BİRİLERİNİN GELECEĞİ DE TÜKENİYOR
FAİZ indimi üzerinden tüketim pompalanıyor.
Gelirimizin olup olmaması da hiç önemli değil; çünkü 100 lira kredi kullanıp faizi ile 120 lira öderken kârlı çıkıyoruz. Zira 100 liraya aldığımız ürünün fiyatı kredi faizi sonunda 170 lira oluyor. Tüketerek aslında 50 lira net kârda oluyoruz.
Ama aradaki fark birilerinin cebinden çıkıyor; üstelik 2016 yılından beri artarak.
Kim onlar sorusu şu verilerde yatıyor. Sermayenin milli gelirden aldığı pay 11 puan artarak yüzde 60’ı buldu. Ücretlilerin aldığı pay ise aynı oranda azalarak yüzde 25’lere geriledi.

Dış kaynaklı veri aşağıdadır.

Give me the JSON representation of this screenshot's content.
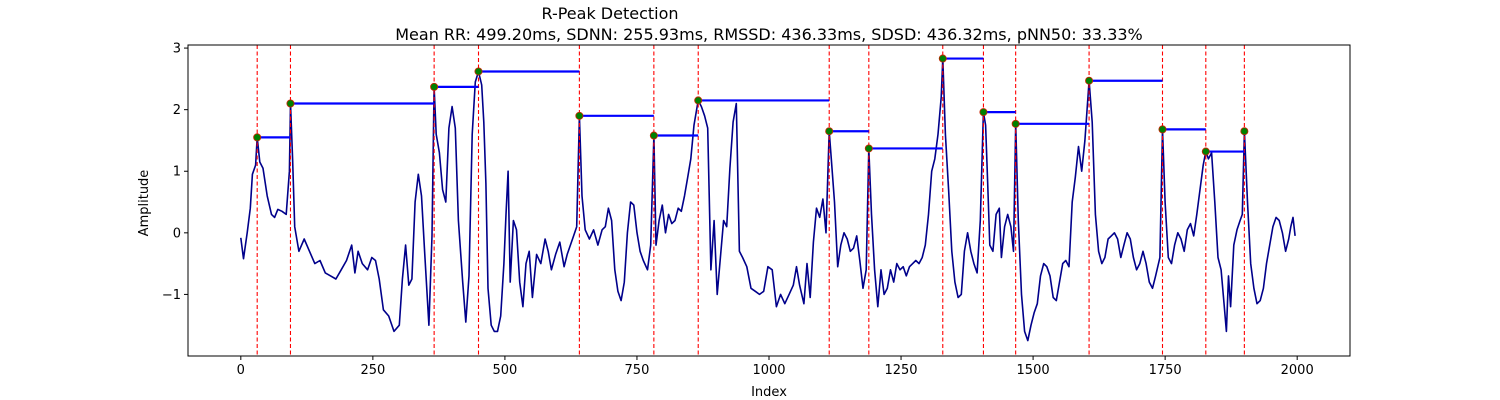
{
  "chart_data": {
    "type": "line",
    "title": "R-Peak Detection",
    "subtitle": "Mean RR: 499.20ms, SDNN: 255.93ms, RMSSD: 436.33ms, SDSD: 436.32ms, pNN50: 33.33%",
    "xlabel": "Index",
    "ylabel": "Amplitude",
    "xlim": [
      -100,
      2100
    ],
    "ylim": [
      -2.0,
      3.05
    ],
    "xticks": [
      0,
      250,
      500,
      750,
      1000,
      1250,
      1500,
      1750,
      2000
    ],
    "yticks": [
      -1,
      0,
      1,
      2,
      3
    ],
    "ytick_labels": [
      "−1",
      "0",
      "1",
      "2",
      "3"
    ],
    "grid": false,
    "colors": {
      "signal": "#00008b",
      "peak_line": "#ff0000",
      "peak_marker_fill": "#008000",
      "peak_marker_edge": "#cc2200",
      "rr_segment": "#0000ff"
    },
    "signal_keypoints": [
      [
        0,
        -0.08
      ],
      [
        5,
        -0.42
      ],
      [
        12,
        0.0
      ],
      [
        18,
        0.4
      ],
      [
        22,
        0.95
      ],
      [
        28,
        1.1
      ],
      [
        31,
        1.55
      ],
      [
        36,
        1.15
      ],
      [
        42,
        1.05
      ],
      [
        50,
        0.6
      ],
      [
        58,
        0.3
      ],
      [
        64,
        0.25
      ],
      [
        70,
        0.38
      ],
      [
        78,
        0.35
      ],
      [
        86,
        0.3
      ],
      [
        92,
        1.0
      ],
      [
        94,
        2.1
      ],
      [
        98,
        1.2
      ],
      [
        102,
        0.1
      ],
      [
        110,
        -0.3
      ],
      [
        120,
        -0.1
      ],
      [
        130,
        -0.3
      ],
      [
        140,
        -0.5
      ],
      [
        150,
        -0.45
      ],
      [
        160,
        -0.65
      ],
      [
        170,
        -0.7
      ],
      [
        180,
        -0.75
      ],
      [
        190,
        -0.6
      ],
      [
        200,
        -0.45
      ],
      [
        210,
        -0.2
      ],
      [
        216,
        -0.65
      ],
      [
        222,
        -0.3
      ],
      [
        230,
        -0.5
      ],
      [
        240,
        -0.6
      ],
      [
        248,
        -0.4
      ],
      [
        255,
        -0.45
      ],
      [
        262,
        -0.75
      ],
      [
        270,
        -1.25
      ],
      [
        280,
        -1.35
      ],
      [
        290,
        -1.6
      ],
      [
        300,
        -1.5
      ],
      [
        306,
        -0.75
      ],
      [
        312,
        -0.2
      ],
      [
        318,
        -0.85
      ],
      [
        324,
        -0.75
      ],
      [
        330,
        0.5
      ],
      [
        336,
        0.95
      ],
      [
        342,
        0.6
      ],
      [
        348,
        -0.3
      ],
      [
        356,
        -1.5
      ],
      [
        362,
        -0.05
      ],
      [
        366,
        2.37
      ],
      [
        370,
        1.6
      ],
      [
        376,
        1.3
      ],
      [
        382,
        0.7
      ],
      [
        388,
        0.5
      ],
      [
        394,
        1.7
      ],
      [
        400,
        2.05
      ],
      [
        406,
        1.7
      ],
      [
        412,
        0.2
      ],
      [
        420,
        -0.8
      ],
      [
        426,
        -1.45
      ],
      [
        432,
        -0.7
      ],
      [
        438,
        1.6
      ],
      [
        444,
        2.45
      ],
      [
        450,
        2.62
      ],
      [
        456,
        2.4
      ],
      [
        460,
        1.8
      ],
      [
        464,
        0.8
      ],
      [
        468,
        -0.9
      ],
      [
        474,
        -1.5
      ],
      [
        480,
        -1.6
      ],
      [
        486,
        -1.6
      ],
      [
        492,
        -1.35
      ],
      [
        498,
        -0.5
      ],
      [
        502,
        0.3
      ],
      [
        506,
        1.0
      ],
      [
        510,
        -0.8
      ],
      [
        516,
        0.2
      ],
      [
        522,
        0.05
      ],
      [
        528,
        -0.8
      ],
      [
        534,
        -1.2
      ],
      [
        540,
        -0.5
      ],
      [
        546,
        -0.3
      ],
      [
        552,
        -1.05
      ],
      [
        560,
        -0.35
      ],
      [
        568,
        -0.5
      ],
      [
        576,
        -0.1
      ],
      [
        582,
        -0.3
      ],
      [
        588,
        -0.6
      ],
      [
        596,
        -0.35
      ],
      [
        604,
        -0.15
      ],
      [
        612,
        -0.55
      ],
      [
        618,
        -0.35
      ],
      [
        624,
        -0.2
      ],
      [
        630,
        -0.05
      ],
      [
        636,
        0.1
      ],
      [
        641,
        1.9
      ],
      [
        646,
        0.6
      ],
      [
        652,
        0.05
      ],
      [
        660,
        -0.1
      ],
      [
        668,
        0.05
      ],
      [
        676,
        -0.2
      ],
      [
        684,
        0.05
      ],
      [
        690,
        0.1
      ],
      [
        696,
        0.4
      ],
      [
        702,
        0.2
      ],
      [
        708,
        -0.6
      ],
      [
        714,
        -0.95
      ],
      [
        720,
        -1.1
      ],
      [
        726,
        -0.8
      ],
      [
        732,
        0.0
      ],
      [
        738,
        0.5
      ],
      [
        744,
        0.45
      ],
      [
        750,
        0.0
      ],
      [
        756,
        -0.3
      ],
      [
        762,
        -0.45
      ],
      [
        770,
        -0.6
      ],
      [
        776,
        -0.2
      ],
      [
        782,
        1.58
      ],
      [
        786,
        -0.2
      ],
      [
        792,
        0.2
      ],
      [
        798,
        0.45
      ],
      [
        804,
        0.0
      ],
      [
        810,
        0.3
      ],
      [
        816,
        0.15
      ],
      [
        822,
        0.2
      ],
      [
        828,
        0.4
      ],
      [
        834,
        0.35
      ],
      [
        840,
        0.6
      ],
      [
        846,
        0.9
      ],
      [
        852,
        1.2
      ],
      [
        858,
        1.75
      ],
      [
        866,
        2.15
      ],
      [
        872,
        2.05
      ],
      [
        878,
        1.9
      ],
      [
        884,
        1.7
      ],
      [
        890,
        -0.6
      ],
      [
        896,
        0.2
      ],
      [
        902,
        -1.0
      ],
      [
        908,
        -0.4
      ],
      [
        914,
        0.2
      ],
      [
        920,
        0.1
      ],
      [
        926,
        1.05
      ],
      [
        932,
        1.8
      ],
      [
        938,
        2.1
      ],
      [
        944,
        -0.3
      ],
      [
        950,
        -0.4
      ],
      [
        958,
        -0.55
      ],
      [
        966,
        -0.9
      ],
      [
        974,
        -0.95
      ],
      [
        982,
        -1.0
      ],
      [
        990,
        -0.95
      ],
      [
        998,
        -0.55
      ],
      [
        1006,
        -0.6
      ],
      [
        1014,
        -1.2
      ],
      [
        1022,
        -1.0
      ],
      [
        1030,
        -1.15
      ],
      [
        1038,
        -1.0
      ],
      [
        1046,
        -0.85
      ],
      [
        1052,
        -0.55
      ],
      [
        1058,
        -0.85
      ],
      [
        1066,
        -1.15
      ],
      [
        1072,
        -0.5
      ],
      [
        1078,
        -1.05
      ],
      [
        1084,
        -0.15
      ],
      [
        1090,
        0.4
      ],
      [
        1096,
        0.25
      ],
      [
        1102,
        0.55
      ],
      [
        1108,
        0.0
      ],
      [
        1114,
        1.65
      ],
      [
        1118,
        1.2
      ],
      [
        1124,
        0.5
      ],
      [
        1130,
        -0.55
      ],
      [
        1136,
        -0.2
      ],
      [
        1142,
        0.0
      ],
      [
        1148,
        -0.1
      ],
      [
        1154,
        -0.3
      ],
      [
        1160,
        -0.25
      ],
      [
        1166,
        -0.05
      ],
      [
        1172,
        -0.45
      ],
      [
        1178,
        -0.9
      ],
      [
        1184,
        -0.6
      ],
      [
        1189,
        1.37
      ],
      [
        1194,
        0.3
      ],
      [
        1200,
        -0.6
      ],
      [
        1206,
        -1.2
      ],
      [
        1212,
        -0.6
      ],
      [
        1218,
        -1.0
      ],
      [
        1224,
        -0.9
      ],
      [
        1230,
        -0.6
      ],
      [
        1236,
        -0.8
      ],
      [
        1242,
        -0.5
      ],
      [
        1248,
        -0.6
      ],
      [
        1254,
        -0.55
      ],
      [
        1260,
        -0.7
      ],
      [
        1266,
        -0.55
      ],
      [
        1272,
        -0.5
      ],
      [
        1278,
        -0.45
      ],
      [
        1284,
        -0.5
      ],
      [
        1290,
        -0.4
      ],
      [
        1296,
        -0.2
      ],
      [
        1302,
        0.3
      ],
      [
        1308,
        1.0
      ],
      [
        1314,
        1.2
      ],
      [
        1320,
        1.6
      ],
      [
        1326,
        2.2
      ],
      [
        1329,
        2.83
      ],
      [
        1334,
        1.6
      ],
      [
        1340,
        0.7
      ],
      [
        1346,
        -0.3
      ],
      [
        1352,
        -0.8
      ],
      [
        1358,
        -1.05
      ],
      [
        1364,
        -1.0
      ],
      [
        1370,
        -0.3
      ],
      [
        1376,
        0.0
      ],
      [
        1382,
        -0.3
      ],
      [
        1388,
        -0.5
      ],
      [
        1394,
        -0.65
      ],
      [
        1400,
        0.2
      ],
      [
        1406,
        1.96
      ],
      [
        1410,
        1.75
      ],
      [
        1414,
        0.8
      ],
      [
        1418,
        -0.2
      ],
      [
        1424,
        -0.3
      ],
      [
        1430,
        0.3
      ],
      [
        1436,
        0.4
      ],
      [
        1440,
        -0.4
      ],
      [
        1446,
        0.1
      ],
      [
        1452,
        0.3
      ],
      [
        1458,
        0.1
      ],
      [
        1463,
        -0.3
      ],
      [
        1467,
        1.77
      ],
      [
        1472,
        0.2
      ],
      [
        1478,
        -1.0
      ],
      [
        1484,
        -1.6
      ],
      [
        1490,
        -1.75
      ],
      [
        1496,
        -1.5
      ],
      [
        1502,
        -1.3
      ],
      [
        1508,
        -1.15
      ],
      [
        1514,
        -0.7
      ],
      [
        1520,
        -0.5
      ],
      [
        1526,
        -0.55
      ],
      [
        1532,
        -0.7
      ],
      [
        1538,
        -1.05
      ],
      [
        1544,
        -1.1
      ],
      [
        1550,
        -0.8
      ],
      [
        1556,
        -0.5
      ],
      [
        1562,
        -0.45
      ],
      [
        1568,
        -0.55
      ],
      [
        1574,
        0.5
      ],
      [
        1580,
        0.9
      ],
      [
        1586,
        1.4
      ],
      [
        1592,
        1.0
      ],
      [
        1598,
        1.5
      ],
      [
        1606,
        2.47
      ],
      [
        1612,
        1.8
      ],
      [
        1618,
        0.3
      ],
      [
        1624,
        -0.3
      ],
      [
        1630,
        -0.5
      ],
      [
        1636,
        -0.4
      ],
      [
        1642,
        -0.1
      ],
      [
        1648,
        -0.05
      ],
      [
        1654,
        0.0
      ],
      [
        1660,
        -0.1
      ],
      [
        1666,
        -0.4
      ],
      [
        1672,
        -0.2
      ],
      [
        1678,
        0.0
      ],
      [
        1684,
        -0.1
      ],
      [
        1690,
        -0.4
      ],
      [
        1696,
        -0.6
      ],
      [
        1702,
        -0.5
      ],
      [
        1708,
        -0.3
      ],
      [
        1714,
        -0.5
      ],
      [
        1720,
        -0.8
      ],
      [
        1726,
        -0.9
      ],
      [
        1732,
        -0.7
      ],
      [
        1740,
        -0.4
      ],
      [
        1745,
        1.68
      ],
      [
        1750,
        0.5
      ],
      [
        1756,
        -0.4
      ],
      [
        1762,
        -0.5
      ],
      [
        1768,
        -0.2
      ],
      [
        1774,
        0.0
      ],
      [
        1780,
        -0.1
      ],
      [
        1786,
        -0.3
      ],
      [
        1792,
        0.05
      ],
      [
        1798,
        0.15
      ],
      [
        1804,
        -0.05
      ],
      [
        1810,
        0.3
      ],
      [
        1816,
        0.7
      ],
      [
        1822,
        1.1
      ],
      [
        1827,
        1.32
      ],
      [
        1832,
        1.2
      ],
      [
        1838,
        1.3
      ],
      [
        1844,
        0.5
      ],
      [
        1850,
        -0.4
      ],
      [
        1856,
        -0.6
      ],
      [
        1862,
        -1.2
      ],
      [
        1866,
        -1.6
      ],
      [
        1870,
        -0.7
      ],
      [
        1874,
        -1.2
      ],
      [
        1880,
        -0.2
      ],
      [
        1886,
        0.05
      ],
      [
        1892,
        0.2
      ],
      [
        1896,
        0.3
      ],
      [
        1900,
        1.65
      ],
      [
        1906,
        0.5
      ],
      [
        1912,
        -0.5
      ],
      [
        1918,
        -0.9
      ],
      [
        1924,
        -1.15
      ],
      [
        1930,
        -1.1
      ],
      [
        1936,
        -0.9
      ],
      [
        1942,
        -0.5
      ],
      [
        1948,
        -0.2
      ],
      [
        1954,
        0.1
      ],
      [
        1960,
        0.25
      ],
      [
        1966,
        0.2
      ],
      [
        1972,
        0.0
      ],
      [
        1978,
        -0.3
      ],
      [
        1984,
        -0.1
      ],
      [
        1988,
        0.1
      ],
      [
        1992,
        0.25
      ],
      [
        1996,
        -0.05
      ]
    ],
    "r_peaks": [
      {
        "x": 31,
        "y": 1.55
      },
      {
        "x": 94,
        "y": 2.1
      },
      {
        "x": 366,
        "y": 2.37
      },
      {
        "x": 450,
        "y": 2.62
      },
      {
        "x": 641,
        "y": 1.9
      },
      {
        "x": 782,
        "y": 1.58
      },
      {
        "x": 866,
        "y": 2.15
      },
      {
        "x": 1114,
        "y": 1.65
      },
      {
        "x": 1189,
        "y": 1.37
      },
      {
        "x": 1329,
        "y": 2.83
      },
      {
        "x": 1406,
        "y": 1.96
      },
      {
        "x": 1467,
        "y": 1.77
      },
      {
        "x": 1606,
        "y": 2.47
      },
      {
        "x": 1745,
        "y": 1.68
      },
      {
        "x": 1827,
        "y": 1.32
      },
      {
        "x": 1900,
        "y": 1.65
      }
    ],
    "rr_segments": [
      {
        "x0": 31,
        "x1": 94,
        "y": 1.55
      },
      {
        "x0": 94,
        "x1": 366,
        "y": 2.1
      },
      {
        "x0": 366,
        "x1": 450,
        "y": 2.37
      },
      {
        "x0": 450,
        "x1": 641,
        "y": 2.62
      },
      {
        "x0": 641,
        "x1": 782,
        "y": 1.9
      },
      {
        "x0": 782,
        "x1": 866,
        "y": 1.58
      },
      {
        "x0": 866,
        "x1": 1114,
        "y": 2.15
      },
      {
        "x0": 1114,
        "x1": 1189,
        "y": 1.65
      },
      {
        "x0": 1189,
        "x1": 1329,
        "y": 1.37
      },
      {
        "x0": 1329,
        "x1": 1406,
        "y": 2.83
      },
      {
        "x0": 1406,
        "x1": 1467,
        "y": 1.96
      },
      {
        "x0": 1467,
        "x1": 1606,
        "y": 1.77
      },
      {
        "x0": 1606,
        "x1": 1745,
        "y": 2.47
      },
      {
        "x0": 1745,
        "x1": 1827,
        "y": 1.68
      },
      {
        "x0": 1827,
        "x1": 1900,
        "y": 1.32
      }
    ]
  }
}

Bu dönem sermayenin ölçüsüzce nemalandığı benzersiz bir dönem!
***
Tl’nin değer saklama özelliğini kaybettikçe büyük tasarruf sahipleri hızla gayrimenkule ve otomobile talep gösteriyor. Enflasyon karşısında parayı koruyabilmenin yolu konut, araba, gayrimenkul almak olunca da konut ve konut dışı gayrimenkul fiyatları yükseldikçe yükseliyor.
Haliyle kiralar da uçuşa geçti. Gayrimenkuldeki yüksek fiyat artışı ciddi barınma sorunu yaratıyor. Ev sahibi kiracı çatışması büyüyor.
Devletin memurunun maaşı İstanbul’da birçok semtte kiralara yetmiyor. Eskiden ev alabilen 30 yıllık memurun emekli ikramiyesiyle şimdi ikinci el araba zor alıyor.
Evet ekonominin çarkları dönüyor ama iş ve aş peşinde koşarken ev ve otomobil hayalleri kaybolan nesiller çoğalıyor.
Hem de Türkiye ekonomisi geçen yıl yüzde 5.5 gibi Akp’nin en parlak yılları sayılan ilk 10 yıldaki ortalamasından daha iyi büyüme performansı ortaya koymasına rağmen.
Ekonomi kilo alıyor ama geleceği yiyor.